Tomaszyk was the author of the biography "Essence" (2004), which she translated into Polish ("Road and memory. Through Siberia to the Antipodes", 2009).

She was a citizen of Poland and New Zealand. In 1952, she married Czesław Tomaszyk, a soldier of the Polish Underground State. They had two children, Janina and Krzysztof. After her death, Tomaszyk was cremated.

==Honours and awards==
In the 2013 New Year Honours, Tomaszyk received the Queen's Service Medal, for services to the community. In 2018, she was awarded the Commander's Cross of the Order of Merit of the Republic of Poland by Polish president Andrzej Duda, for "outstanding services in activities for the Polish community in New Zealand, for popularizing Polish culture and history, for activities to promote Polishness and shaping patriotic attitudes". She was also the recipient of a Waikato Woman of the Year title from the Plunket Society in Hamilton.

== Selected works ==
- Kristine Tomaszyk: Refugee resettlement and wellbeing : based on the first National Conference on Refugee Mental Health at Wellington, *New Zealand, 12–15 May 1988. Max Abbott (red.).

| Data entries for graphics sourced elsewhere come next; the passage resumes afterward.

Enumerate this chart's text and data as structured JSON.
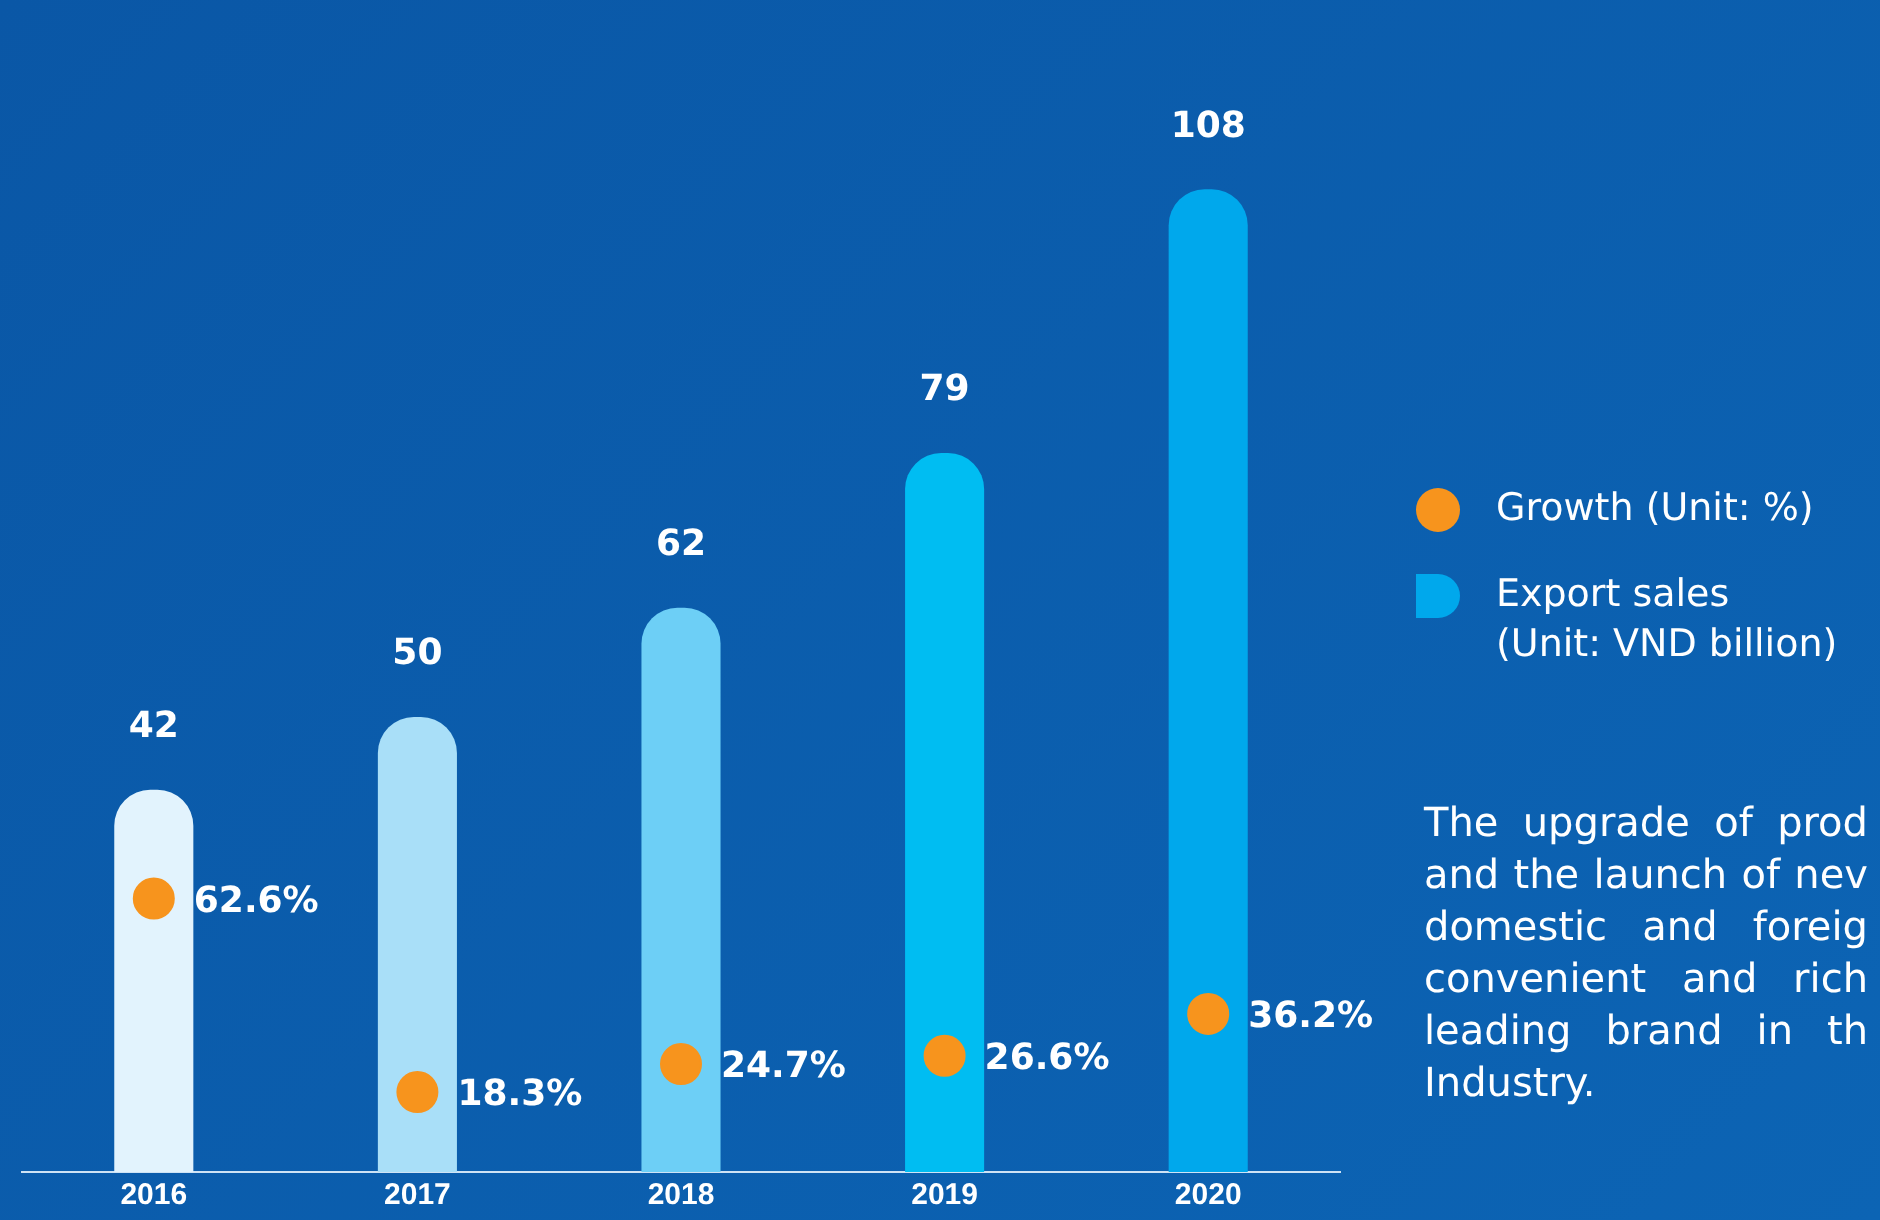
{
  "chart_data": {
    "type": "bar",
    "categories": [
      "2016",
      "2017",
      "2018",
      "2019",
      "2020"
    ],
    "series": [
      {
        "name": "Export sales\n(Unit: VND billion)",
        "colors": [
          "#e2f3fd",
          "#a9dff8",
          "#6dcff6",
          "#00bdf2",
          "#00a8ec"
        ],
        "color": "#00a8ec",
        "values": [
          42,
          50,
          62,
          79,
          108
        ]
      },
      {
        "name": "Growth (Unit: %)",
        "type": "scatter",
        "axis": "y2",
        "color": "#f7941d",
        "values": [
          62.6,
          18.3,
          24.7,
          26.6,
          36.2
        ],
        "value_labels": [
          "62.6%",
          "18.3%",
          "24.7%",
          "26.6%",
          "36.2%"
        ]
      }
    ],
    "data_labels": true,
    "legend": "right",
    "marker": "circle",
    "annotations": [
      "The upgrade of prod and the launch of nev domestic and foreig convenient and rich leading brand in th Industry."
    ]
  }
}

Auckland: Mental Health Found. of New Zealand, 1988, s. 353. ISBN 0-908727-80-1.
- Kristine Tomaszyk: But a fleeting moment : meditations on the reality and the mystery of being : [poems]. Wellington: K. Tomaszyk, *1997, s. 96. ISBN 0-473-04629-6.
- Kristine Tomaszyk: Essence. Palmerston North: Dunmore Press, 2004, s. 235. ISBN 0-86469-475-X.
- Krystyna Tomaszyk: Droga i pamięć : przez Syberię na Antypody. Warszawa: Wydawnictwo Trio, 2009, s. 260. ISBN 978-83-7436-206-1.
- Krystyna Tomaszyk: Polskie dzieci w Isfahanie. Wellington: Krystyna Krystine Tomaszyk, 2017, s. 76.